An essay in legislative tinkering, endorsed by the Rt. Rev. the Lord Bishop of Southwark. Of a total of 4,171,751 women engaged in various occupations, 27,707 are barmaids. The argument is that the moral atmosphere of a public house is highly reprehensible and results in a larger proportion of assaults, suicides and murders in the barmaid business than in any other. Because of this reprehensible atmosphere and its effects “The Joint Committee on the Employment of Barmaids” (of whose existence we hear for the first time) recommends a bill for the abolition of women in public houses, except when they are the wives or daughters of licence holders when the relationship may, presumably, be expected to counteract the evils of the environment—although if it is the atmosphere which is at fault, relationships with the publican could not greatly affect the results complained of. Wives and daughters would still be exposed to the dangers referred to, as for example, assault for refusing to serve a customer alleged to be drunk. (It is a quite common we understand in such cases, for thr irate customer to demonstrate his or her sobriety by flinging a glass at the barmaid.)
The Joint Committee will not endeavour to ascertain why the atmosphere of a public house is as bad as they have concluded it to be. They will not attempt to lay bare the roots of the disease. They will simply turn 27,707 women out on to an already over-crowded female labour market and then congratulate themselves that these women at any rate, will no longer be affected by the lewd and alcoholically stimulated sensuality of places of call within the meaning of the Act. And the women will, if they are lucky, get other employment where, as in the Potteries, sexual inebriation is stated to be as bad as it can be anywhere, or failing that, may go to recruit the ranks of prostitution or increase the general proportion of suicides. Which is as perfect an example of an endeavour to kill time by putting the hands of the clock forward as it is possible to meet.
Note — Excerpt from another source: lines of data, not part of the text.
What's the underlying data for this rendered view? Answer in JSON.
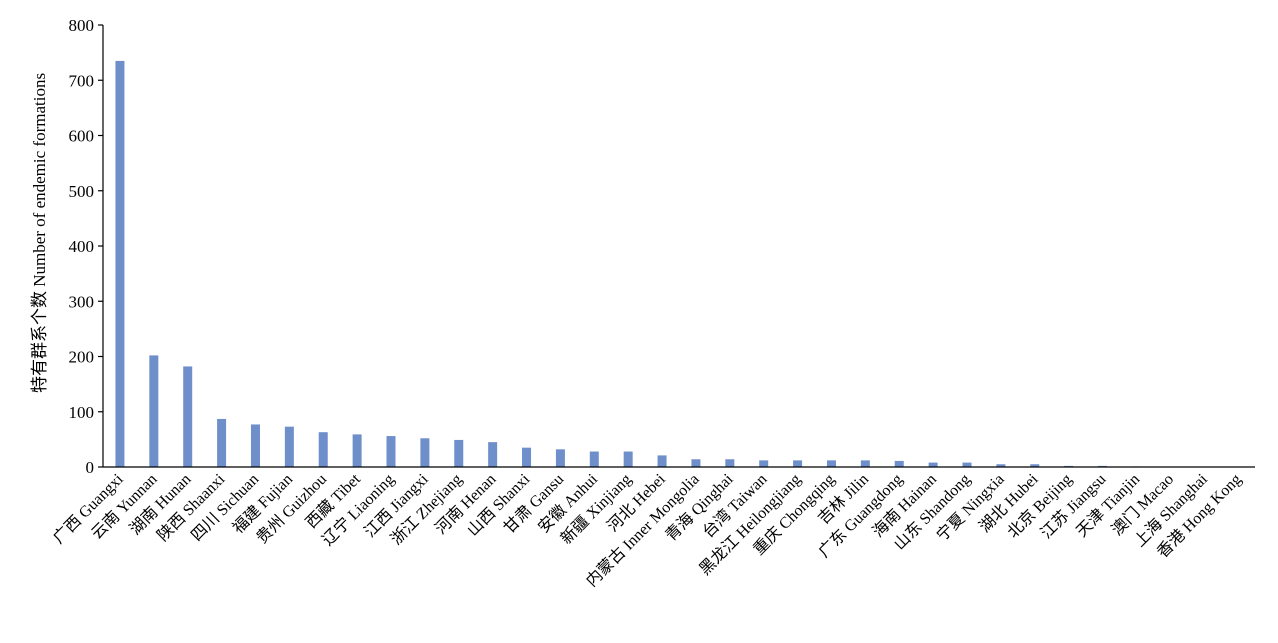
{
  "chart_data": {
    "type": "bar",
    "title": "",
    "xlabel": "",
    "ylabel": "特有群系个数 Number of endemic formations",
    "ylim": [
      0,
      800
    ],
    "yticks": [
      0,
      100,
      200,
      300,
      400,
      500,
      600,
      700,
      800
    ],
    "grid": false,
    "bar_color": "#6f8fcb",
    "categories": [
      "广西 Guangxi",
      "云南 Yunnan",
      "湖南 Hunan",
      "陕西 Shaanxi",
      "四川 Sichuan",
      "福建 Fujian",
      "贵州 Guizhou",
      "西藏 Tibet",
      "辽宁 Liaoning",
      "江西 Jiangxi",
      "浙江 Zhejiang",
      "河南 Henan",
      "山西 Shanxi",
      "甘肃 Gansu",
      "安徽 Anhui",
      "新疆 Xinjiang",
      "河北 Hebei",
      "内蒙古 Inner Mongolia",
      "青海 Qinghai",
      "台湾 Taiwan",
      "黑龙江 Heilongjiang",
      "重庆 Chongqing",
      "吉林 Jilin",
      "广东 Guangdong",
      "海南 Hainan",
      "山东 Shandong",
      "宁夏 Ningxia",
      "湖北 Hubei",
      "北京 Beijing",
      "江苏 Jiangsu",
      "天津 Tianjin",
      "澳门 Macao",
      "上海 Shanghai",
      "香港 Hong Kong"
    ],
    "values": [
      735,
      202,
      182,
      87,
      77,
      73,
      63,
      59,
      56,
      52,
      49,
      45,
      35,
      32,
      28,
      28,
      21,
      14,
      14,
      12,
      12,
      12,
      12,
      11,
      8,
      8,
      5,
      5,
      2,
      2,
      1,
      0,
      0,
      0
    ]
  }
}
The Joint Committee seem to have missed the fact that they are merely pottering with an effect without reference to its cause, and that the only purpose that can be served by prohibiting the sale of drink by women is to shift the problem, not to deal with it. If alcoholic and sexual excitement is the cause of the trouble (of course such excitement is itself merely an effect) it will not be allayed by the absence of barmaids to any notable extent. Failing gratification in the bars, it will go outside. Then we presume the Joint Committee on Barmaids will become the Joint Committee on something else and promote another bill. It is very tiring.